Chronic lymphocytic leukemia (CLL)/small lymphocytic lymphoma (SLL) is primarily a disease of older patients who often have comorbidities and are not as able to tolerate aggressive treatment regimens. Thus, quality of life (QOL) is an important consideration.
Ibrutinib (ibr) is a first-in-class, once-daily inhibitor of Bruton’s tyrosine kinase approved for the treatment of CLL, and allows for treatment without chemotherapy. In the phase 3 RESONATE-2 study of older patients with treatment-naïve (TN) CLL/SLL, single-agent ibr reduced the risk for progression or death by 84% versus chlorambucil (clb) (P <.001), with a median 18.4-month follow-up at primary analysis.1 At ASH 2017, the authors reported updated data, with a focus on QOL and measures of well-being with extended follow-up in RESONATE-2.2
In this study, patients aged ≥65 years were randomized 1:1 to receive 420 mg ibr once daily until progressive disease (PD) or clb for up to 12 months. Patients with PD on clb could receive second-line ibr. In RESONATE-2, patient-reported outcomes (PROs) of FACIT-Fatigue (F) and 5-level EuroQol-5D version (EQ-5D-5L) were measured by change from baseline to each assessment time. Among 269 patients, reasons for initiating therapy included progressive marrow failure (38%), lymphadenopathy (37%), splenomegaly (30%), fatigue (27%), and night sweats (25%).

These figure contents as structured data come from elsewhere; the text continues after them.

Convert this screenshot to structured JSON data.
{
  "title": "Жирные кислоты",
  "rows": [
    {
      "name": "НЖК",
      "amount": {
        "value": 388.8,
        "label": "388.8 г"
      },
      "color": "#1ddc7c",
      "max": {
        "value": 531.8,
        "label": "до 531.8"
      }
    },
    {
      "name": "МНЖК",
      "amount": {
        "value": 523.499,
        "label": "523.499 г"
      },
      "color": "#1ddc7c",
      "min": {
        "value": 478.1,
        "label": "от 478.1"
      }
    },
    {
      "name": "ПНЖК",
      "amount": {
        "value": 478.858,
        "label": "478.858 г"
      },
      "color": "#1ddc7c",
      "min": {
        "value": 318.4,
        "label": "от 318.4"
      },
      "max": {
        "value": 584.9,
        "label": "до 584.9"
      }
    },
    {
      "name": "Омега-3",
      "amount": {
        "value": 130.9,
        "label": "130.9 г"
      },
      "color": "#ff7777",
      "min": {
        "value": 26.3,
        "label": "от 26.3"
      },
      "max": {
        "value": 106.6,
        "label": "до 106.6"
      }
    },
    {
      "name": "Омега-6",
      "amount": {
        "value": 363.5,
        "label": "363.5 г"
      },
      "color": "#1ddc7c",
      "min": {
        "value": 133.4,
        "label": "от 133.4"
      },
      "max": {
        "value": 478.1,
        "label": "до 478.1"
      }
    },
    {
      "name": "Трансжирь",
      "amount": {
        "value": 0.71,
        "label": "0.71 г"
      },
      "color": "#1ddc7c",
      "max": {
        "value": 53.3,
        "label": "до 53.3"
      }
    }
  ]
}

Ibr resulted in significantly longer progression-free survival (PFS; median, not reached vs 15.0 months with clb), with an 87% reduction in risk for progression or death versus clb (hazard ratio, 0.13; 95% confidence interval [CI], 0.08-0.21). The PFS rate at 30 months was 85% with ibr versus 28% with clb. Greater and sustained improvements in PROs were observed with ibr versus clb, with significantly greater improvements over time versus clb in FACIT-F (P = .0021) and EQ-5D-5L visual analog scale (P = .0004) by repeated measures. In clb-treated patients with PD, PROs improved after crossing over to ibr. Disease symptoms, including fatigue and night sweats, improved more frequently with ibr versus clb. A greater proportion of patients with baseline cytopenia showed sustained hematologic improvement with ibr versus clb for hemoglobin (90% vs 45%; P <.0001) and platelets (83% vs 46%; P = .0032).
Moreover, the medical resource utilization burden was less with ibr than with clb in the first year (eg, use of intravenous immunoglobulin, growth factors, or transfusions), and subsequently continued to decrease. The most common adverse events (AEs) of any grade with ibr were diarrhea (47%), fatigue (33%), and cough (30%). During the first year of treatment, patients receiving ibr experienced less grade ≥3 neutropenia (8% and 18%) and anemia (6% and 8%) than those receiving clb. AEs leading to treatment discontinuation occurred in 16% with ibr over 34 months versus 23% with clb over 7 months of therapy, respectively. Based on quality-adjusted time without symptoms or toxicity (Q-TWiST) analysis at primary analysis (median follow-up, 18.4 months), mean time spent without symptoms of PD or grade 3 to grade 4 treatment toxicity was longer with ibr than with clb (501 vs 351 days; mean difference, 150 days; 95% CI, 109-193). Patients receiving ibr therapy also experienced prolonged patient-reported quality-adjusted survival compared with clb (386 vs 329 days; mean difference, 57 days; 95% CI, 25-90).
The authors concluded that with 3 years of follow-up in patients with TN CLL/SLL, ibr continued to show greater and sustained improvements in PROs and more frequent improvements in other measures of well-being, including disease burden and hematologic parameters, as well as increased quality-adjusted survival time, versus clb.
1. Burger JA, et al. N Engl J Med. 2015;373:2425-2437.
2. Tedeschi A, et al. ASH 2017. Abstract 1746.